I was in the darkness again, hurtling down a thread.

Ailith? Are you there?”

“Hello? Pax? How do you know me?” I was in the darkness again, our thread wrapped around me. Tor’s hands gripped my shoulders, keeping me anchored.

“Yes, it’s me. I knew you’d come. We’ve been waiting for you. We’re in trouble.”

“I know. I saw. Where are you?”

“You mean you’re not here? You’re not going to rescue us?” He didn’t sound panicked, only sad.

“No, we’re coming, Pax. We’re coming! Where are you?” Tor’s fingers dug in, making my bones creak.

“I don’t know. In a house. In a town. There is a river. Follow us.”

“Can you be more specific?” The silence was long. Had I lost him again?

“There is a…a windmill? I…”

“Pax? Pax!” He was gone.

“Are you trying to break my back again?” I snapped at Tor. He dropped his hands. My insides churned with nervous energy. “Tor, we have to go. We have to leave here and find them. They need our help.”

“Ailith, look, I want to help them, but we need to be careful. In my opinion, we should wait, try to speak to him again. Find out more information.”

“We don’t have time. We... No, I don’t care. I’m going. You want to stay here? Fine. I’m going, with or without you.” I didn’t want to do that.

The look in his eyes told me he knew I was telling the truth. Knew it and resented it.

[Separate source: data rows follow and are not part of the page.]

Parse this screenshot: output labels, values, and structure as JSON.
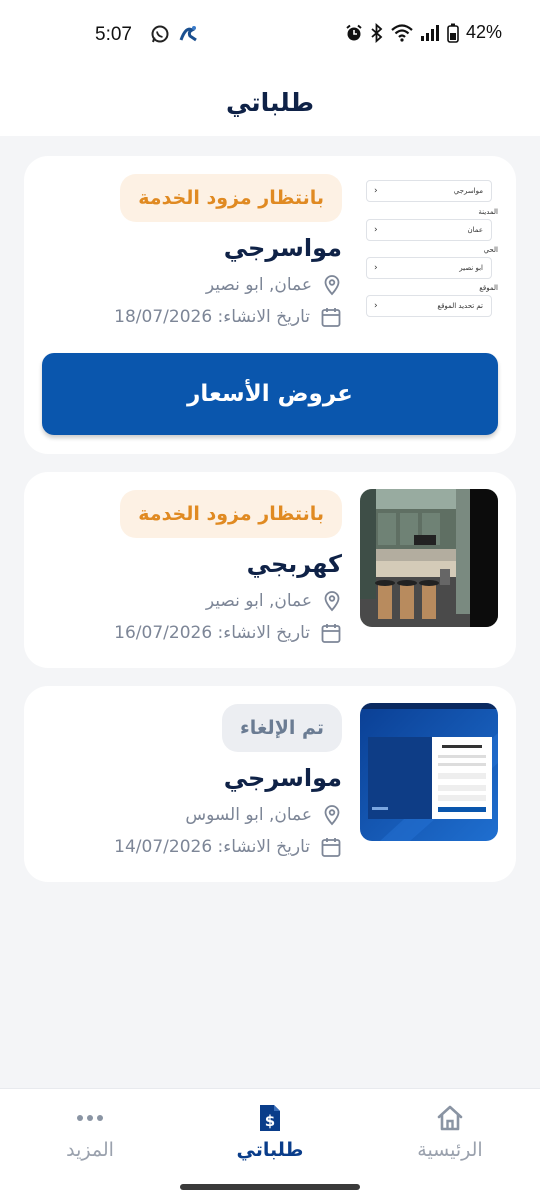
{
  "status_bar": {
    "time": "5:07",
    "battery": "42%"
  },
  "header": {
    "title": "طلباتي"
  },
  "orders": [
    {
      "status": "بانتظار مزود الخدمة",
      "service": "مواسرجي",
      "location": "عمان, ابو نصير",
      "created": "تاريخ الانشاء: 18/07/2026",
      "action_label": "عروض الأسعار",
      "thumb_form": {
        "field1": "مواسرجي",
        "label2": "المدينة",
        "field2": "عمان",
        "label3": "الحي",
        "field3": "ابو نصير",
        "label4": "الموقع",
        "field4": "تم تحديد الموقع"
      }
    },
    {
      "status": "بانتظار مزود الخدمة",
      "service": "كهربجي",
      "location": "عمان, ابو نصير",
      "created": "تاريخ الانشاء: 16/07/2026"
    },
    {
      "status": "تم الإلغاء",
      "service": "مواسرجي",
      "location": "عمان, ابو السوس",
      "created": "تاريخ الانشاء: 14/07/2026"
    }
  ],
  "nav": {
    "home": "الرئيسية",
    "orders": "طلباتي",
    "more": "المزيد"
  },
  "colors": {
    "primary": "#0a56ad",
    "pending": "#e08a22",
    "navy": "#0f2247"
  }
}
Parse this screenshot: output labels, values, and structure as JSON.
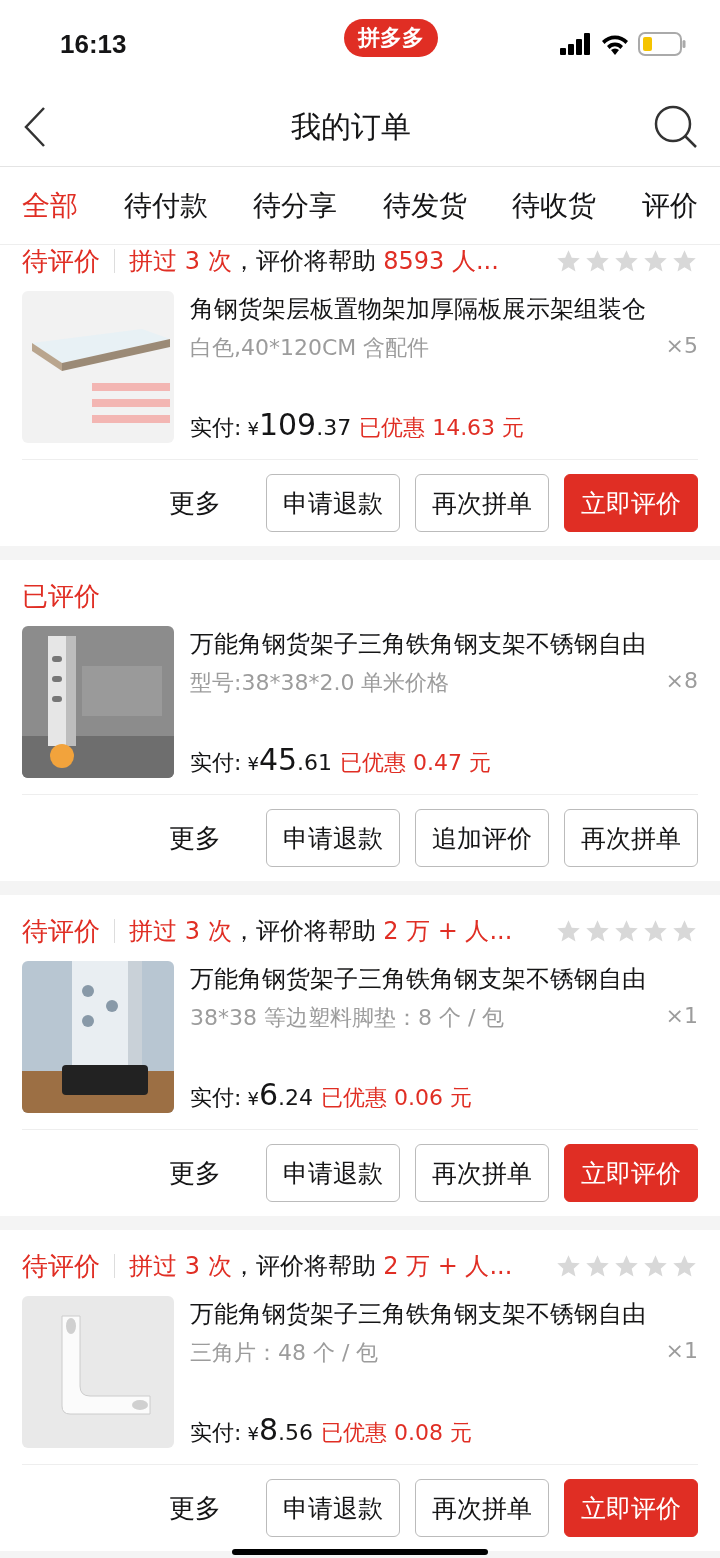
{
  "status_bar": {
    "time": "16:13",
    "app_badge": "拼多多"
  },
  "nav": {
    "title": "我的订单"
  },
  "tabs": [
    {
      "label": "全部",
      "selected": true
    },
    {
      "label": "待付款",
      "selected": false
    },
    {
      "label": "待分享",
      "selected": false
    },
    {
      "label": "待发货",
      "selected": false
    },
    {
      "label": "待收货",
      "selected": false
    },
    {
      "label": "评价",
      "selected": false
    }
  ],
  "orders": [
    {
      "status": "待评价",
      "note": [
        {
          "text": "拼过 3 次",
          "highlight": true
        },
        {
          "text": "，评价将帮助 ",
          "highlight": false
        },
        {
          "text": "8593 人...",
          "highlight": true
        }
      ],
      "stars": 0,
      "title": "角钢货架层板置物架加厚隔板展示架组装仓",
      "spec": "白色,40*120CM 含配件",
      "qty": "×5",
      "paid_label": "实付:",
      "currency": "¥",
      "price_int": "109",
      "price_dec": ".37",
      "discount": "已优惠 14.63 元",
      "more": "更多",
      "buttons": [
        {
          "label": "申请退款",
          "primary": false
        },
        {
          "label": "再次拼单",
          "primary": false
        },
        {
          "label": "立即评价",
          "primary": true
        }
      ]
    },
    {
      "status": "已评价",
      "title": "万能角钢货架子三角铁角钢支架不锈钢自由",
      "spec": "型号:38*38*2.0 单米价格",
      "qty": "×8",
      "paid_label": "实付:",
      "currency": "¥",
      "price_int": "45",
      "price_dec": ".61",
      "discount": "已优惠 0.47 元",
      "more": "更多",
      "buttons": [
        {
          "label": "申请退款",
          "primary": false
        },
        {
          "label": "追加评价",
          "primary": false
        },
        {
          "label": "再次拼单",
          "primary": false
        }
      ]
    },
    {
      "status": "待评价",
      "note": [
        {
          "text": "拼过 3 次",
          "highlight": true
        },
        {
          "text": "，评价将帮助 ",
          "highlight": false
        },
        {
          "text": "2 万 + 人...",
          "highlight": true
        }
      ],
      "stars": 0,
      "title": "万能角钢货架子三角铁角钢支架不锈钢自由",
      "spec": "38*38 等边塑料脚垫：8 个 / 包",
      "qty": "×1",
      "paid_label": "实付:",
      "currency": "¥",
      "price_int": "6",
      "price_dec": ".24",
      "discount": "已优惠 0.06 元",
      "more": "更多",
      "buttons": [
        {
          "label": "申请退款",
          "primary": false
        },
        {
          "label": "再次拼单",
          "primary": false
        },
        {
          "label": "立即评价",
          "primary": true
        }
      ]
    },
    {
      "status": "待评价",
      "note": [
        {
          "text": "拼过 3 次",
          "highlight": true
        },
        {
          "text": "，评价将帮助 ",
          "highlight": false
        },
        {
          "text": "2 万 + 人...",
          "highlight": true
        }
      ],
      "stars": 0,
      "title": "万能角钢货架子三角铁角钢支架不锈钢自由",
      "spec": "三角片：48 个 / 包",
      "qty": "×1",
      "paid_label": "实付:",
      "currency": "¥",
      "price_int": "8",
      "price_dec": ".56",
      "discount": "已优惠 0.08 元",
      "more": "更多",
      "buttons": [
        {
          "label": "申请退款",
          "primary": false
        },
        {
          "label": "再次拼单",
          "primary": false
        },
        {
          "label": "立即评价",
          "primary": true
        }
      ]
    }
  ]
}
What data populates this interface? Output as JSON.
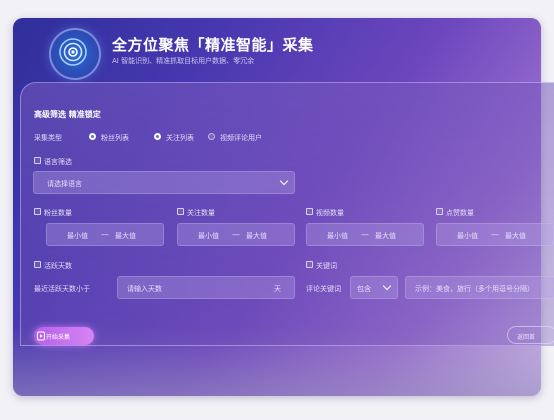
{
  "app": {
    "title": "全方位聚焦「精准智能」采集",
    "subtitle": "AI 智能识别、精准抓取目标用户数据、零冗余"
  },
  "panel": {
    "title": "高级筛选 精准锁定"
  },
  "collect_type": {
    "label": "采集类型",
    "options": [
      {
        "label": "粉丝列表",
        "selected": true
      },
      {
        "label": "关注列表",
        "selected": true
      },
      {
        "label": "视频评论用户",
        "selected": false
      }
    ]
  },
  "language": {
    "label": "语言筛选",
    "placeholder": "请选择语言"
  },
  "ranges": [
    {
      "label": "粉丝数量",
      "min": "最小值",
      "sep": "—",
      "max": "最大值"
    },
    {
      "label": "关注数量",
      "min": "最小值",
      "sep": "—",
      "max": "最大值"
    },
    {
      "label": "视频数量",
      "min": "最小值",
      "sep": "—",
      "max": "最大值"
    },
    {
      "label": "点赞数量",
      "min": "最小值",
      "sep": "—",
      "max": "最大值"
    }
  ],
  "active_days": {
    "label": "活跃天数",
    "row_label": "最近活跃天数小于",
    "placeholder": "请输入天数",
    "unit": "天"
  },
  "keyword": {
    "label": "关键词",
    "row_label": "评论关键词",
    "mode": "包含",
    "placeholder": "示例：美食，旅行（多个用逗号分隔）"
  },
  "buttons": {
    "start": "开始采集",
    "return": "返回首"
  },
  "colors": {
    "accent": "#5b6ff5",
    "start_button": "#c873ef"
  }
}
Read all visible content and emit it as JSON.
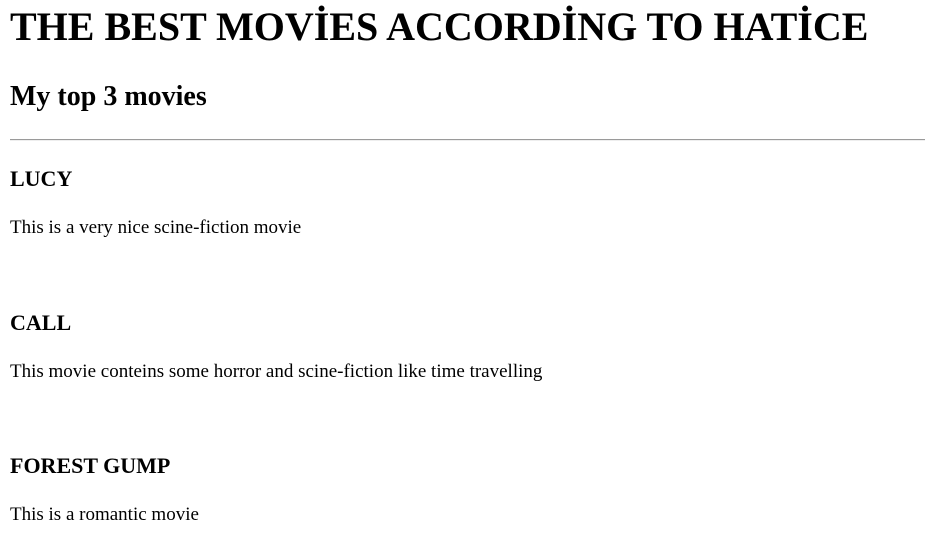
{
  "page": {
    "title": "THE BEST MOVİES ACCORDİNG TO HATİCE",
    "subtitle": "My top 3 movies"
  },
  "movies": [
    {
      "title": "LUCY",
      "description": "This is a very nice scine-fiction movie"
    },
    {
      "title": "CALL",
      "description": "This movie conteins some horror and scine-fiction like time travelling"
    },
    {
      "title": "FOREST GUMP",
      "description": "This is a romantic movie"
    }
  ]
}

He dug his knuckles into his eyes. “Okay. I admit, I’d like some answers. We go, but we don’t rush in blindly, okay? We need to find out what we’re walking into.”

“Great. Let’s go.”

“What? Now? I was thinking more in a few days, once we’ve gathered supplies. We don’t even know where we’re going, do we?”

“No, but I can feel the general direction. We’ll worry about the rest when we’re closer.”

The next connection happened before I saw it coming.

Tor’s voice cut out and another sliced its way in.